Adjusted Net Capital Acquisitions Year Ended Year Ended
($ millions) December 31, 2023 December 31, 2022
Acquisition of crude oil and natural gas assets (0.5) 2.7
Remove:
Disposal of crude oil and natural gas assets 117.8 (11.9)
Adjusted net capital acquisitions 117.3 (9.2)

Non-GAAP Ratios

Finding and Development Costs

ARC calculates F&D costs as capital expenditures divided by the change in reserves within the applicable reserves category. ARC calculates F&D costs, including FDC, as the sum of capital expenditures and the change in FDC required to bring the reserves on production, divided by the change in reserves within the applicable reserves category. Capital expenditures, a non-GAAP financial measure, is used as a component of F&D costs. Management uses F&D costs as a measure of capital efficiency for organic reserves development.

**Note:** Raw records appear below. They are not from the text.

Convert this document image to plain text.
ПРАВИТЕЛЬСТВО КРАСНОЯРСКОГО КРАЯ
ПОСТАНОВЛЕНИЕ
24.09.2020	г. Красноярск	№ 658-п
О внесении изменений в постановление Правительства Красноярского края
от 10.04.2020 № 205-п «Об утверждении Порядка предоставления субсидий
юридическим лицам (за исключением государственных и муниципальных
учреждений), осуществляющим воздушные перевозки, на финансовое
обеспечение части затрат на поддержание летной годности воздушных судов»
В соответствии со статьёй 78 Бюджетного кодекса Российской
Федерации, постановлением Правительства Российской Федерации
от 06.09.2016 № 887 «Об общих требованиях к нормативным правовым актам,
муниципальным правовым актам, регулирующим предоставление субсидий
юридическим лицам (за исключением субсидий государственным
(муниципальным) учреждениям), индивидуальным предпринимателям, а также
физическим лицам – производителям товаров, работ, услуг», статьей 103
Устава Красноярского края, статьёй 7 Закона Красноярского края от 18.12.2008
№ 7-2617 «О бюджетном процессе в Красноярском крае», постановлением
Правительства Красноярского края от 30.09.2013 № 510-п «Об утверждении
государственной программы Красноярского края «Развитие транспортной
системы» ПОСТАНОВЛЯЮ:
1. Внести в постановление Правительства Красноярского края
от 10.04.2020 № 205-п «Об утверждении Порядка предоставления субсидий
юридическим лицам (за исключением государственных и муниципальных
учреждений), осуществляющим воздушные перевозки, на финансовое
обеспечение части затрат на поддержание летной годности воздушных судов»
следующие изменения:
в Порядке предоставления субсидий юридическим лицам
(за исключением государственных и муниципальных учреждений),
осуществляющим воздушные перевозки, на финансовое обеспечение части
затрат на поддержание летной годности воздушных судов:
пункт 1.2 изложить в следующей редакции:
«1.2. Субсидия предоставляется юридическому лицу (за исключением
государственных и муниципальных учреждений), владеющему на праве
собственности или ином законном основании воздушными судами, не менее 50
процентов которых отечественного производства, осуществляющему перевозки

Finding, Development and Acquisition Costs

ARC calculates FD&A costs as the sum of capital expenditures and adjusted net capital acquisitions divided by the change in reserves within the applicable reserves category, inclusive of changes due to acquisitions and dispositions. ARC calculates FD&A costs, including FDC, as the sum of capital expenditures, adjusted net capital acquisitions, and the change in FDC required to bring the reserves on production, divided by the change in reserves within the applicable reserves category, inclusive of changes due to acquisitions and dispositions. Capital expenditures and adjusted net capital acquisitions, both non-GAAP financial measures, are used as components of FD&A costs. Management uses FD&A costs as a measure of capital efficiency for organic and acquired reserves development.

Recycle Ratio

ARC calculates recycle ratio by dividing the netback per boe by F&D or FD&A costs. Netback per boe is a non-GAAP ratio that uses netback, a non-GAAP financial measure, as a component. Capital expenditures, a non-GAAP financial measure, is used as a component of F&D costs. Capital expenditures and adjusted net capital acquisitions, both non-GAAP financial measures, are used as components of FD&A costs. Management uses recycle ratio to relate the cost of adding reserves to the expected cash flows to be generated.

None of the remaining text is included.